Türk Mühendis ve Mimar Odaları Birliği (TMMOB) tarafından düzenlenen Ankara Kent Sempozyumu, 13-14 Ekim’de ” Cumhuriyet’in 100. Yılında Başşehir Ankara, Nasıl Bir Ankara İstiyoruz?” başlıklığıyla gerçekleştirilecek. Sempozyumda, “Başkent ve Meslek Örgütlerinin Uğraşı, Başkentte Halk Sıhhati, Ankara’nın Doğal Kaynakları, Ankara’nın Tabiat Kaynaklı Afet Riskleri ve Öneriler” oturumları yapılacak.
TMMOB Ankara Vilayet Uyum Şurası, 13-14 Ekim 2023 tarihlerinde “TMMOB Ankara Kent Sempozyumu Cumhuriyetin 100. yılında başşehir Ankara, nasıl bir Ankara istiyoruz?” başlığı ile Makine Mühendisleri Odası Eğitim ve Kültür Merkezi’nde gerçekleştirilecek Ankara Kent Sempozyumu programını açıkladı.
Sempozyumda “Başkent ve Meslek Örgütlerinin Çabası, Başkentte Halk Sıhhati, Ankara’nın Doğal Kaynakları, Ankara’nın Tabiat Kaynaklı Afet Riskleri ve Öneriler” üzere bir birçok başlıkta yapılacak oturumlara akademisyenler ve hususun uzmanları katılarak sunum yapacak.
TMMOB Ankara Vilayet Uyum Heyeti tarafından yapılan yazılı açıklamada, şuna dikkat çekildi:
“Feodalizme ve sömürüye hapsolmuş, tarihinin gerisinde kalan bir coğrafyada kurtuluşun ve cumhuriyetin; yani çağdaş, aydın, ilerici bir toplumun inşasına burada, Ankara’da başlandı. Bulvarlar, meydanlar, parklar ve binalar bu kimlik inşasının yansıması olmuştular. 1923’te ülkeye ve dünyaya örnek olan bir başşehir inşa edilmiş; Cumhuriyet ihtilalinin kalkınmacı, aydın toplum hayali burada hayata geçirilmiş, başşehrin insanı, yeri ve kimliği yaratılmıştır.
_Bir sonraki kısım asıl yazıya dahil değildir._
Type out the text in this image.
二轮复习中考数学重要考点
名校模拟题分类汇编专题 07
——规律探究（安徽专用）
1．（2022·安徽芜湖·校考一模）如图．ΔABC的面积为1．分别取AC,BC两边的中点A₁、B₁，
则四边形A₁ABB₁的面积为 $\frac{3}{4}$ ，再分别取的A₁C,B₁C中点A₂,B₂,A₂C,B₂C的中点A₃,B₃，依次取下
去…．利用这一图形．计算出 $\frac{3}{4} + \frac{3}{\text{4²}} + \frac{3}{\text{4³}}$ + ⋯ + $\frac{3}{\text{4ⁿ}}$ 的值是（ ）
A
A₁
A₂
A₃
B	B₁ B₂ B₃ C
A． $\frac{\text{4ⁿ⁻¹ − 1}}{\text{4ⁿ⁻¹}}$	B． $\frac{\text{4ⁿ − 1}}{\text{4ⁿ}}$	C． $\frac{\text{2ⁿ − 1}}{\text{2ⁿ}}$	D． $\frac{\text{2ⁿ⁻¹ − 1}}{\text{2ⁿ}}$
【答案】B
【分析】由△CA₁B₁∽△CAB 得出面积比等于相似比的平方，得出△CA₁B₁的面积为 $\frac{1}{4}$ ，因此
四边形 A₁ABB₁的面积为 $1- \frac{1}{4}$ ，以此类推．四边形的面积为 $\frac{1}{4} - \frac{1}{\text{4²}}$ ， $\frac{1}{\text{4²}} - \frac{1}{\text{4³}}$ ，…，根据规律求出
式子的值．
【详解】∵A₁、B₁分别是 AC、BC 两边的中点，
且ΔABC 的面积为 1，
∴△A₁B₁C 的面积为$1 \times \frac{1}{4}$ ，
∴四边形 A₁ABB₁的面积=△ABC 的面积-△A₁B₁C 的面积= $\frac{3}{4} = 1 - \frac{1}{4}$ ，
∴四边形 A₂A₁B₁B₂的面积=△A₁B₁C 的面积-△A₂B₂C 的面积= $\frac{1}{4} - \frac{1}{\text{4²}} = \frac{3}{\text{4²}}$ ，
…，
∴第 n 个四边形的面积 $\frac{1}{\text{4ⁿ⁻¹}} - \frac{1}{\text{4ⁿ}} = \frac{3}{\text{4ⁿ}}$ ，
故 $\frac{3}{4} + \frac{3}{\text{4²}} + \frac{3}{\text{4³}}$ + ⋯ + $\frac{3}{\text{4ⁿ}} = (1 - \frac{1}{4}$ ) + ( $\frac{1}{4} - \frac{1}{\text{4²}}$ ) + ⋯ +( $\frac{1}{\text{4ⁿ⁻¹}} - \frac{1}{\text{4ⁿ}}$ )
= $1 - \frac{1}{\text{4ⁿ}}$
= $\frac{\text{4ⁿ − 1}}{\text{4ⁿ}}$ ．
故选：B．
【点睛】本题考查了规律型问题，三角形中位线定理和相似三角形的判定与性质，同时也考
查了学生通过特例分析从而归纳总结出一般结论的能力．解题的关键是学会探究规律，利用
O günden bugüne, daima ve daha ağır araçlar geliştiren kapitalizm, bu süreçte ülkemizde de kamucu siyasetler ve planlama çalışmalarından giderek uzaklaşılmasına, siyaset ve rant ilgisine ve bugün en yabanî uygulamalarını deneyimlediğimiz taarruzlarına, hayat ihlallerine ve kent cürümlerine yol açmıştır. 1954’ten beri, yüzyıllık Cumhuriyet’imizin neredeyse dörtte üçüne tanıklık eden birliğimiz, birebir vakitte sömürüye karşı, bilgisi ve inancı ile kamu faydası ismine gayret eden ve bu çabayı bugün de sürdüren başat bir kurum ve bilimsel yetkinliği ile toplumsal muhalefette kıymetli bir cephe olmayı başarmıştır.
Ankara’nın yüzyıllık başşehir olma seyahati içerisinde yaşadığı olumsuz istikametteki dönüşümü aksine çevirmek ise, devrimci geleneğimiz ve çabamıza biçilmiş bir vazifedir. Tıpkı inanç ve kararlılıkla uğraşını sürdüren birliğimizin, halkın mimar, mühendis ve kent plancılarının, ikinci yüzyıla girerken de söyleyecekleri var. Ülkemizin tüm kentleri üzere tahribata uğrayan, kimliksizleştirilen ve adeta bir rant tarlasına dönüştürülen başkentimiz, kurucu prensipleri ve ilerici kıymetleri ile bilimsel ve toplumcu siyasetlerle yine onarılmalıdır.”